Our Area over the interval [-1,4] is therefore \(\textbf{20.83}\)

Question 5

A beauty supply store expects to sell 110 flat irons during the next year. It costs $3.75 to store one flat iron for one year. There is a fixed cost of $8.25 for each order. Find the lot size and the number of orders per year that will minimize inventory costs.

Let \(x\) = number of flat irons to order.

\(Yearly\ storage\ cost = {Storage\ cost\ per\ iron} \times {Average\ number\ of\ irons\ stored} = 3.75 \times x/2 = 1.875x\)

\(Yearly\ ordering\ cost = {Cost\ of\ each\ order} \times {Number\ of\ orders} = 8.25 \times 110/x = 907.5/x\)

\(Inventory\ cost = Yearly\ storage\ cost + Yearly\ ordering\ cost = 1.875x+907.5/x = f(x)\)

To minimize inventory cost, we need to differentiate and then solve for this differentiation when it’s \(0\):

\[ \begin{split} f'(x) &= 1.875-\frac{907.5}{x^2} \\ f'(x) &= 0 \\ \Rightarrow 1.875-\frac{907.5}{x^2} &= 0 \\ \Rightarrow 1.875&= \frac{907.5}{x^2} \\ \Rightarrow 1.875x^2&= 907.5 \\ \Rightarrow x^2&= \frac{907.5}{1.875} \\ \Rightarrow x&= \sqrt{\frac{907.5}{1.875}} \\ \Rightarrow x&=\sqrt{484} \\ \Rightarrow x&=22 \end{split} \]

Each order should contain \(22\) flat irons, so there should be \(110/22=5\) orders.

So: \[ \begin{split} \text {Lot size} &= \textbf{22} \\ \text {Number of Orders per year} &= \textbf{5} \end{split} \]

Question 6

Use integration by parts to solve the integral below.

\[\int{ln(9x) x^6 dx}\]

The formula for integration by parts is:

\[\int{f(x)g'(x)}=f(x)g(x)-\int{f'(x)g(x)}\]

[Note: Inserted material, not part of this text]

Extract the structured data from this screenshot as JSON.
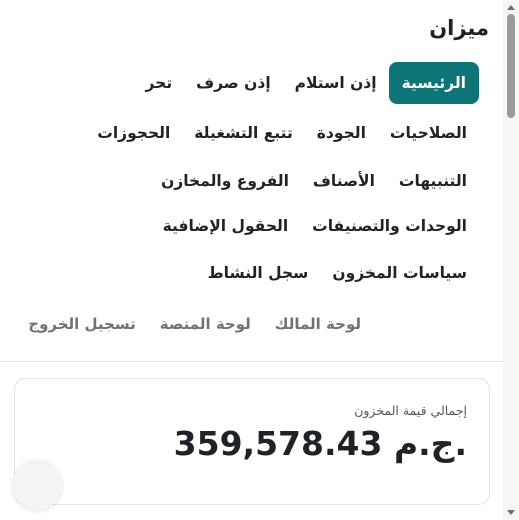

Let \(f(x) = ln(9x)\) and let \(g'(x) = x^6\).

Therefore:

\(f'(x)=\frac{1}{x}\) and \(g(x) = \int{x^6}=\frac{x^7}{7}\).

Substituting, we’ll get:

\[\int{ln(9x) x^6 dx} = ln(9x)\frac{x^7}{7}- \int{\frac{1}{x}\frac{x^7}{7} }\]

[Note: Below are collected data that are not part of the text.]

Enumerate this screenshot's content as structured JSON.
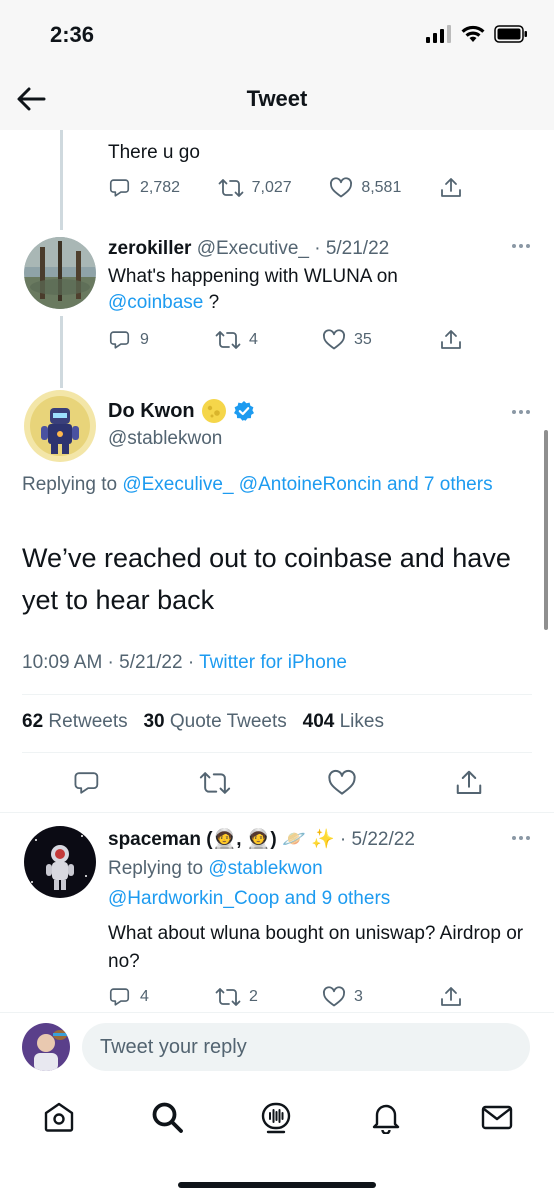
{
  "status_bar": {
    "time": "2:36"
  },
  "header": {
    "title": "Tweet"
  },
  "prev_tweet": {
    "text": "There u go",
    "replies": "2,782",
    "retweets": "7,027",
    "likes": "8,581"
  },
  "reply1": {
    "name": "zerokiller",
    "handle_date": "@Executive_ · 5/21/22",
    "text": "What's happening with WLUNA on",
    "mention": "@coinbase",
    "text_after": " ?",
    "replies": "9",
    "retweets": "4",
    "likes": "35"
  },
  "main_tweet": {
    "name": "Do Kwon",
    "handle": "@stablekwon",
    "replying_prefix": "Replying to",
    "replying_to": "@Execulive_ @AntoineRoncin and 7 others",
    "text": "We’ve reached out to coinbase and have yet to hear back",
    "time": "10:09 AM · 5/21/22 · ",
    "source": "Twitter for iPhone",
    "retweets_count": "62",
    "retweets_label": " Retweets",
    "quotes_count": "30",
    "quotes_label": " Quote Tweets",
    "likes_count": "404",
    "likes_label": " Likes"
  },
  "reply2": {
    "name": "spaceman (🧑‍🚀, 🧑‍🚀) 🪐 ✨",
    "date": " · 5/22/22",
    "replying_prefix": "Replying to ",
    "replying_line1": "@stablekwon",
    "replying_line2": "@Hardworkin_Coop and 9 others",
    "text": "What about wluna bought on uniswap? Airdrop or no?",
    "replies": "4",
    "retweets": "2",
    "likes": "3"
  },
  "compose": {
    "placeholder": "Tweet your reply"
  },
  "colors": {
    "accent": "#1d9bf0",
    "muted": "#536471",
    "verified": "#1d9bf0"
  },
  "icons": [
    "back-arrow-icon",
    "reply-icon",
    "retweet-icon",
    "like-icon",
    "share-icon",
    "verified-icon",
    "home-icon",
    "search-icon",
    "spaces-icon",
    "notifications-icon",
    "messages-icon"
  ]
}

Evaluating the sub-integral

\[\int{\frac{1}{x}\frac{x^7}{7}} = \int{\frac{x^6}{7}} = \frac{x^7}{49} + C\] Therefore: \[ \begin{split} \int{ln(9x) x^6 dx} &= ln(9x)\frac{x^7}{7}- \frac{x^7}{49} + C\\ &= 7ln(9x)\frac{x^7}{49}- \frac{x^7}{49} + C\\ &= \frac{x^7}{49}(7ln(9x)-1) + C \end{split} \]

Question 7

Determine whether f(x) is a probability density function on the interval \([1, e^6]\) . If not, determine the value of the definite integral.

\[f(x)=\frac{1}{6x}\]

If f(x) is a probability density function, then the area under the function’s curve within the interval should equal 1.i.e.: \[F(x) = \int_1^{e^6}{\frac{1}{6x}dx}=1\]

Let’s verify it.

\[ \begin{split} \int_1^{e^6}{\frac{1}{6x}dx} &= \frac{1}{6}ln(x) |_1^{e^6} \\ &= \frac{1}{6}ln(e^6) - \frac{1}{6}ln(1) \\ &=\frac{1}{6}\times6 - \frac{1}{6}\times 0 \\ &= 1 - 0 \\ &= 1 \end{split} \]

The area under the curve over the interval \([1,e^6]\) is indeed \(\textbf{1}\), therefore f(x) is a probability density function.